Consider a random variable $X$ with distribution function $F(x)$. Calculate the $r$th moment of $X$, $\mathbb E X^r$. I read that the desired moment can be calculated as follows.
$$ \begin{align} \mathbb E X^r &= \int_0^\infty x^r dF(x) - \int_0^\infty (-x)^r dF(-x) \\[5pt] &=r \int_0^\infty x^{r-1} \left[ 1-F(x)+(-1)^rF(-x) \right] dx. \end{align} $$
Could anyone explain to me why this is true, please? In addition, when do we need to find the moments in this way? Thank you!
Here's a sketch for the continuous case:
For any nonnegative continuous real random variable $X$ and any integer $r\ge 1$,
$$X^r = \int_0^X rx^{r-1}dx = \int_0^\infty r x^{r-1}[X>x]dx
$$
where
$$[X>x] =
\begin{cases}
1 & \text{if }X>x \\
0 & \text{if }X\le x.
\end{cases}$$
Therefore, using Tonelli's theorem and the fact that $E[X>x] = P(X>x)$,
$$E (X^r) = r \int_0^\infty x^{r-1}P(X>x)dx.
$$
Now, for any continuous random variable $X$ (not necessarily nonnegative), we have $X = Y - Z$, where
$Y=X^+$ and $Z=X^-$ are the positive and negative parts of $X$.
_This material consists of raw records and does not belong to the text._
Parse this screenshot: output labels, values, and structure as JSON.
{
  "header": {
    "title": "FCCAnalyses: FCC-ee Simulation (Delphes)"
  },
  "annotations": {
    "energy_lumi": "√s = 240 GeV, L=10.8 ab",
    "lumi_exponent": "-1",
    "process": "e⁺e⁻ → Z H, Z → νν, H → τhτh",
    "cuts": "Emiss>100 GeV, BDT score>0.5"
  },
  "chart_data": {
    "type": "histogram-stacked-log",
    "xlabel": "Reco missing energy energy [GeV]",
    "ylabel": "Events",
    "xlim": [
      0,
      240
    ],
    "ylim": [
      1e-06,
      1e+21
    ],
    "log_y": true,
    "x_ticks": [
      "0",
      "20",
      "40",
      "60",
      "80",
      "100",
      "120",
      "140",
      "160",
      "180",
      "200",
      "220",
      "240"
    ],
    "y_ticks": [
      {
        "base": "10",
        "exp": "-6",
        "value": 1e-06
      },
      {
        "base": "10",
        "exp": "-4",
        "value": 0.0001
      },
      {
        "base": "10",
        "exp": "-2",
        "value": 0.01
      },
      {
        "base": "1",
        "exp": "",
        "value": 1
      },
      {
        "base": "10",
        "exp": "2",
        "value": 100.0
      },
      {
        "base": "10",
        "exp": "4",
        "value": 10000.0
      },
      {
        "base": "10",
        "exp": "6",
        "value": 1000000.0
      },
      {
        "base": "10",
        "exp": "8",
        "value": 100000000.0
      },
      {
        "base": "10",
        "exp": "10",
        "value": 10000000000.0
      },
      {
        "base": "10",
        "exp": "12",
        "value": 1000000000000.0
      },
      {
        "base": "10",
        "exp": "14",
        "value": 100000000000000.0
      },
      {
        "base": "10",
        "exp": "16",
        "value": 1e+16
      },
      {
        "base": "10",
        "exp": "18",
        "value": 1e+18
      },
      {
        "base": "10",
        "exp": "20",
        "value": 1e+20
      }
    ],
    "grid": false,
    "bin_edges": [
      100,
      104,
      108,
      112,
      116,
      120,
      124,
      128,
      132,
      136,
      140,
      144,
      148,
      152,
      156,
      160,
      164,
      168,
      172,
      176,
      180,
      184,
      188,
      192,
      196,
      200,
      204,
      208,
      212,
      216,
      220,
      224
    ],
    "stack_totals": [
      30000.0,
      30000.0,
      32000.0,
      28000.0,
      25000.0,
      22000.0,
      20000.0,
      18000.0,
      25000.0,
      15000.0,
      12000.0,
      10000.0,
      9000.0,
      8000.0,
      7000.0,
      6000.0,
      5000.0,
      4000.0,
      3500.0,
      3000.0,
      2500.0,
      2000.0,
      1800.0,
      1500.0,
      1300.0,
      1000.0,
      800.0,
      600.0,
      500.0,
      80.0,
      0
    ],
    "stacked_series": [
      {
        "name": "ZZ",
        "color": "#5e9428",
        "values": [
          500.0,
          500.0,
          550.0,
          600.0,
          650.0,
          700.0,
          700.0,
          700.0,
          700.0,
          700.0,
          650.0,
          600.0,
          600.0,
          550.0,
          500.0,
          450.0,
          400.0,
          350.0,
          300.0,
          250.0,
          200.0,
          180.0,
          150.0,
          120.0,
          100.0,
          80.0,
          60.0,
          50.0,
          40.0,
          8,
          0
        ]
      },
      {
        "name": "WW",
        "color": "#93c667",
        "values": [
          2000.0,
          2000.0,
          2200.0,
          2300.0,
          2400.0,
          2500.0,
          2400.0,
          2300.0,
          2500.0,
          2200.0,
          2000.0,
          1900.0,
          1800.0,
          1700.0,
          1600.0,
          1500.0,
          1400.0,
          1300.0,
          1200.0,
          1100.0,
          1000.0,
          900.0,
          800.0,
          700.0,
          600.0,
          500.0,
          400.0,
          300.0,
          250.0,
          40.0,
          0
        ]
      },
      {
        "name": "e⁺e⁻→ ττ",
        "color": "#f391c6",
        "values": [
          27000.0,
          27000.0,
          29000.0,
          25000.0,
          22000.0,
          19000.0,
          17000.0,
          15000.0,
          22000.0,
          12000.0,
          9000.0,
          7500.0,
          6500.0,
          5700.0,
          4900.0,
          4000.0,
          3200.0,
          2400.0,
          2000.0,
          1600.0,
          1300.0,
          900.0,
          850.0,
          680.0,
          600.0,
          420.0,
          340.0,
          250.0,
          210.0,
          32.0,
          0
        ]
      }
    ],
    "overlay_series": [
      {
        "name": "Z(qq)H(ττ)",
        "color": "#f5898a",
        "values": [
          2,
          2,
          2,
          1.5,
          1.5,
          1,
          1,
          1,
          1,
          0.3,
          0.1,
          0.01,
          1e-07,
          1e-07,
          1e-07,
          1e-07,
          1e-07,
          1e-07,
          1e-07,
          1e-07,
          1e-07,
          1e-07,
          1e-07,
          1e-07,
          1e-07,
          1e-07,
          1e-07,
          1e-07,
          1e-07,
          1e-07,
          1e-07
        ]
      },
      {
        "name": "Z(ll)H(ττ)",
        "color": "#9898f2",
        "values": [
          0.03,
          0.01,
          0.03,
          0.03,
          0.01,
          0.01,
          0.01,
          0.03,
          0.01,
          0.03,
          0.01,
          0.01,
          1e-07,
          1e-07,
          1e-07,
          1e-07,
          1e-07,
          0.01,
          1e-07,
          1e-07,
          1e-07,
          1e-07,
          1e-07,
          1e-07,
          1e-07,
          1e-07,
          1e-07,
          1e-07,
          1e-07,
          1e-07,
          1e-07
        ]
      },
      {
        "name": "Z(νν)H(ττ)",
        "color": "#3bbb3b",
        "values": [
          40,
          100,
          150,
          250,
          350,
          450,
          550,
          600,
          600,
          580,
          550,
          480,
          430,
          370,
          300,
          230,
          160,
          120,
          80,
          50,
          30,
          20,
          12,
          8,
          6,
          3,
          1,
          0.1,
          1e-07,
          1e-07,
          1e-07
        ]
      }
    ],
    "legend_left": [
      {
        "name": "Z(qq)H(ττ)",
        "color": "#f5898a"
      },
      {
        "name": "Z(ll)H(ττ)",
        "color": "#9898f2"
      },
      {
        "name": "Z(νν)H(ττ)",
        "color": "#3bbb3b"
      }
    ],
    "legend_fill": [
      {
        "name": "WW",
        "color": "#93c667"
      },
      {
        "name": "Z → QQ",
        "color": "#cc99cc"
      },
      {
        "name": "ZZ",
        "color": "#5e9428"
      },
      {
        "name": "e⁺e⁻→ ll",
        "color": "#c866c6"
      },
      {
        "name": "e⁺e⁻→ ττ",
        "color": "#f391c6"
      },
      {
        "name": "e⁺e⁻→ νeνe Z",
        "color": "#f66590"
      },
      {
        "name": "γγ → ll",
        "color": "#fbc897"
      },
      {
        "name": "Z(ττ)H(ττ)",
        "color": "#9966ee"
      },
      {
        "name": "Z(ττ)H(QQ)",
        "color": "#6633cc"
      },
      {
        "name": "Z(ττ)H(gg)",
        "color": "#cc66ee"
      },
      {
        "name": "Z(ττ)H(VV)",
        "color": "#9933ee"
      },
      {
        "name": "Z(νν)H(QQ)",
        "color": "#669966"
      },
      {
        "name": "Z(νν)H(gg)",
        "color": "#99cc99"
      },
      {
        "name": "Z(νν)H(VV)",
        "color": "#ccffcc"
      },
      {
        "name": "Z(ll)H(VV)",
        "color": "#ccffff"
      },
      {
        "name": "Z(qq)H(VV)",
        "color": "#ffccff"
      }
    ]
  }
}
Then, since $YZ = 0$, the Binomial Theorem gives
$$X^r = (Y - Z)^r = Y^r +(-Z)^r
$$
and because both $Y$ and $Z$ are nonnegative random variables,
$$\begin{align}
E(X^r) &= E(Y^r) + (-1)^rE(Z^r)\\
&=r\int_0^\infty y^{r-1}P(Y>y)dy + (-1)^r r\int_0^\infty z^{r-1}P(Z>z)dz\\
&=r\int_0^\infty y^{r-1}P(X>y)dy + (-1)^r r\int_0^\infty z^{r-1}P(X<-z)dz\\
&=r\int_0^\infty x^{r-1}\big(P(X>x) + (-1)^r P(X<-x)\big)dx\\
&=r\int_0^\infty x^{r-1}\big(1-F(x) + (-1)^r F(-x)\big)dx.\\
\end{align}
$$
As to your question "why" this is necessary, many times it is easy to approximate an empirical distribution with some other theoretical cdf. Then this gives a shortcut to investigating the moments of such a distribution if you don't have the time/patience to derive the pdf and then derive the moments from there. Also, it gives us general albeit significant insight into the relationship between the moments of a distribution and the cdf, where we are used to only seeing it in terms of the expected value with the pdf.